The final confrontation on the rooftop of the Terzi Institute is the kind of operatic crescendo Argento would later refine in films like Suspiria. Dr. Casoni—bleeding out from Franco’s cane, desperate, frantic, feral—reveals his crimes and motivations while dangling the life of a terrified child. The wind howls, the sky looms, and Carlo lunges into the scene like a hero who realizes he has exactly one chance to do something useful before the movie ends.

And then Franco—sweet, kindly Franco—kills the villain by knocking him through a skylight and down an elevator shaft. It’s violent, sudden, and deeply satisfying. Sometimes justice comes with a dramatic plunge and a Wilhelm scream you can practically hear echoing.

Lori’s rescue is touching. Franco’s trembling relief is genuine.

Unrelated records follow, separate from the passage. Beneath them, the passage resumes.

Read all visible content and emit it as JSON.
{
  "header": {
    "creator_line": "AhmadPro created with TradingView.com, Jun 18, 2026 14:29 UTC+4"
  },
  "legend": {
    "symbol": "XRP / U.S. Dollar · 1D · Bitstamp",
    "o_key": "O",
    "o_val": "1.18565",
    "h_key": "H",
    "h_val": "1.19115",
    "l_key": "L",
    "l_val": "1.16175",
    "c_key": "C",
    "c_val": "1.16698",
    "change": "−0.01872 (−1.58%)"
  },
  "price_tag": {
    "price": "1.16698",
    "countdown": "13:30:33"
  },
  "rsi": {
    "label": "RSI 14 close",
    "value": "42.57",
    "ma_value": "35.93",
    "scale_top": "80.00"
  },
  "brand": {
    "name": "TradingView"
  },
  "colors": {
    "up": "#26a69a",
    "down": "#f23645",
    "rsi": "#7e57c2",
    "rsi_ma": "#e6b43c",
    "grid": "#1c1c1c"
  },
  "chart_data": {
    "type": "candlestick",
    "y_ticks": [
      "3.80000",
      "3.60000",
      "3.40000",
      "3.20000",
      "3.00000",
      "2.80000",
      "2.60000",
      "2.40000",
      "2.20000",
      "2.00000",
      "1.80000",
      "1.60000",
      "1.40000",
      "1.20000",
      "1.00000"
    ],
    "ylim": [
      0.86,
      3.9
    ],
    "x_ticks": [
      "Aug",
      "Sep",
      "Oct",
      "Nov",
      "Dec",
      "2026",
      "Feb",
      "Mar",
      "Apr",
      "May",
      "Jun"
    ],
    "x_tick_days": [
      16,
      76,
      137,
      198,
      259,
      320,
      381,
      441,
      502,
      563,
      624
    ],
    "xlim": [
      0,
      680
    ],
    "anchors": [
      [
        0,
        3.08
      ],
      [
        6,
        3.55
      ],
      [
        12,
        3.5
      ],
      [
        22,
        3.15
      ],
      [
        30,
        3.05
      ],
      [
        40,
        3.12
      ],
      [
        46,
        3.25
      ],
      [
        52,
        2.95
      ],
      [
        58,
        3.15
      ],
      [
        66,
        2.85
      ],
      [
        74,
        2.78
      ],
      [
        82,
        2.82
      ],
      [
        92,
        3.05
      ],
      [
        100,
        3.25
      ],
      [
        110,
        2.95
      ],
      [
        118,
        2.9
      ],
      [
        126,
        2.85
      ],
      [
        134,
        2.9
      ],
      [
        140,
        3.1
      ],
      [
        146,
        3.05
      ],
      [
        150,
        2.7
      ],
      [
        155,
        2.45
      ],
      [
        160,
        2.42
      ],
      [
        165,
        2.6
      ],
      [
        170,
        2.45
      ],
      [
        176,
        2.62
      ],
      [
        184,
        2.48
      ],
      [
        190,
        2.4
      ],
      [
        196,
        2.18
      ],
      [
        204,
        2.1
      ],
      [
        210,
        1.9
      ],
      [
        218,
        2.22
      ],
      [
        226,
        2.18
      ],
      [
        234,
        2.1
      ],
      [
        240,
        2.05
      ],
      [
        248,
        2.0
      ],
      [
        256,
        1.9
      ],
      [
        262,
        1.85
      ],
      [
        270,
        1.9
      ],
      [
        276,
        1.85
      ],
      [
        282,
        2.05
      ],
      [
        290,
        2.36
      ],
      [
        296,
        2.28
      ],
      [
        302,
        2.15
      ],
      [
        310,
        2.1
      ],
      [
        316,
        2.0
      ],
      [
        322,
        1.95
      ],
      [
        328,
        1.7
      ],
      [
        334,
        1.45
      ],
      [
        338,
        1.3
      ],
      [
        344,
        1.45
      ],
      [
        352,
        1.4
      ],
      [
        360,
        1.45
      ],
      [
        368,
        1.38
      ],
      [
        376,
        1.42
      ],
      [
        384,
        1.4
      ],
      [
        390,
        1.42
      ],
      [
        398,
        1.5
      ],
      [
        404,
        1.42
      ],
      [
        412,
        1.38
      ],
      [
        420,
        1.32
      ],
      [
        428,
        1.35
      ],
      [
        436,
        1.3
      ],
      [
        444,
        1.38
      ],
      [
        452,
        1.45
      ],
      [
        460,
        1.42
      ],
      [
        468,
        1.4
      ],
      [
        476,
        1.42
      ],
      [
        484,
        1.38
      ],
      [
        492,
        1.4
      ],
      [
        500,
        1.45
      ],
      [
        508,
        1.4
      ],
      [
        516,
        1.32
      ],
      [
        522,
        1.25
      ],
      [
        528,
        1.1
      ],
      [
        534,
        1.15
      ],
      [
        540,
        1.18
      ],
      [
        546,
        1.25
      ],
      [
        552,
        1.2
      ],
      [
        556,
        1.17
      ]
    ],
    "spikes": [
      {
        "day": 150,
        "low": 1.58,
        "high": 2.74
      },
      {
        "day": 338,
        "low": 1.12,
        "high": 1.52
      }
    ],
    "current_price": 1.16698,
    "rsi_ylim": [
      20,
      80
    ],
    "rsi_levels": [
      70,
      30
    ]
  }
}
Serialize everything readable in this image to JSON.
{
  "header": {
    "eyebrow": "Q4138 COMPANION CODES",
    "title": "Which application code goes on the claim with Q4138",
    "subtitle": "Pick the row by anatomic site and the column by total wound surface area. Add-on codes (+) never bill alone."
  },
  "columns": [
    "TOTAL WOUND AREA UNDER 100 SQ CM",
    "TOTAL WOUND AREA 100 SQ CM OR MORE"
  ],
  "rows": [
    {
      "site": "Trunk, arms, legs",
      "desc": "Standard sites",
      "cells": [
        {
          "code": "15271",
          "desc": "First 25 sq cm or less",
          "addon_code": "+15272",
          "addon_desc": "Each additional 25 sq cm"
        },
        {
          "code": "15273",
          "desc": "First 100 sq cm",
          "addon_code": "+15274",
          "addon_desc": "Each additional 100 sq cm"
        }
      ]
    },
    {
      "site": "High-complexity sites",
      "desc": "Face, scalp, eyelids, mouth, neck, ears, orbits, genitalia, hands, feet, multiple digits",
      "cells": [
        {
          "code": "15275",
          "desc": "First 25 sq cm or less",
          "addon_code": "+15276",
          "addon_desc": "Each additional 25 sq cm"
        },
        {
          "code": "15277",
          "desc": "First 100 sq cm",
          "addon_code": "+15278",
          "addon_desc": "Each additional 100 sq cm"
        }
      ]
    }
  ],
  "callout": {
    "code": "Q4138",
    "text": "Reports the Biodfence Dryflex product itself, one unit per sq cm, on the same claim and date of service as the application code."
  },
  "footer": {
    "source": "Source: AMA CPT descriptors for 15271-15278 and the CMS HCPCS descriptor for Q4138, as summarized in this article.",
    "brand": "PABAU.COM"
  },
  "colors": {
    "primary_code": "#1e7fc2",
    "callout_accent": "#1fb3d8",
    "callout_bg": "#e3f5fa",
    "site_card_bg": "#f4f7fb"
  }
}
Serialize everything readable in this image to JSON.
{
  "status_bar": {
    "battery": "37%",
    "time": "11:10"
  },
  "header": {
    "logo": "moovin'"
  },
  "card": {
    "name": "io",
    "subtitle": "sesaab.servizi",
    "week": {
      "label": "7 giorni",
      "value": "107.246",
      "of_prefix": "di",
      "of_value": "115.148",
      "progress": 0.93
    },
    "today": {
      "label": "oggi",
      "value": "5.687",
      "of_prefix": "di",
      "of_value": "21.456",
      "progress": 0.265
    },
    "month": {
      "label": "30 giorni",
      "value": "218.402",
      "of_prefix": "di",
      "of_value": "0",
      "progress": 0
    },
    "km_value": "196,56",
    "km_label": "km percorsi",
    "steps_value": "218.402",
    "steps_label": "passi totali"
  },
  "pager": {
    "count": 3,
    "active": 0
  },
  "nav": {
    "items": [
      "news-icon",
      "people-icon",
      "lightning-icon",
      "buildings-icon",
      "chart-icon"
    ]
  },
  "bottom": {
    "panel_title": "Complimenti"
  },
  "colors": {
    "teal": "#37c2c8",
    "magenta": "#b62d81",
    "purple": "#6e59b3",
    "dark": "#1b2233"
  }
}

And for a film Argento dislikes, it lands its emotional beats with startling effectiveness.


Argento’s “Least Favorite Film” Deserves More Love

Argento has repeatedly said this film doesn’t represent him, that it’s too conventional, too plot-driven, too “normal.” And in a way, he’s right. It lacks the supernatural poetry of Suspiria or the neon insanity of Inferno. But this is precisely why The Cat o’ Nine Tails stands out: it’s Argento proving he can play by the rules if he wants to—and still be better at the game than almost anyone else.

It’s also funnier, intentionally or not, than most Gialli. There’s dark humor baked into the straight-faced seriousness of the scientists, the increasingly improbable murder attempts, and the absurdity of the XYY premise. The film doesn’t wink—but it knows.

And Karl Malden, God bless him, gives the film its soul. His performance alone is worth the ticket price.


Final Verdict

The Cat o’ Nine Tails is a stylish, moody, occasionally bonkers Giallo with more personality than Argento is willing to admit. It’s a thriller that balances suspense, accidental comedy, earnest performances, and just enough insanity to keep you guessing. If this is Argento on a bad day, then most filmmakers should wish for worse days.

A flawed gem? Absolutely.
A surprisingly warm thriller wrapped in a cloak of murder and pseudoscience? Definitely.
A film Argento dismisses but audiences adore? Perfect.

Give it another look. Like a cat with nine lives, this film keeps landing on its feet—no matter how hard the director tries to push it off the table.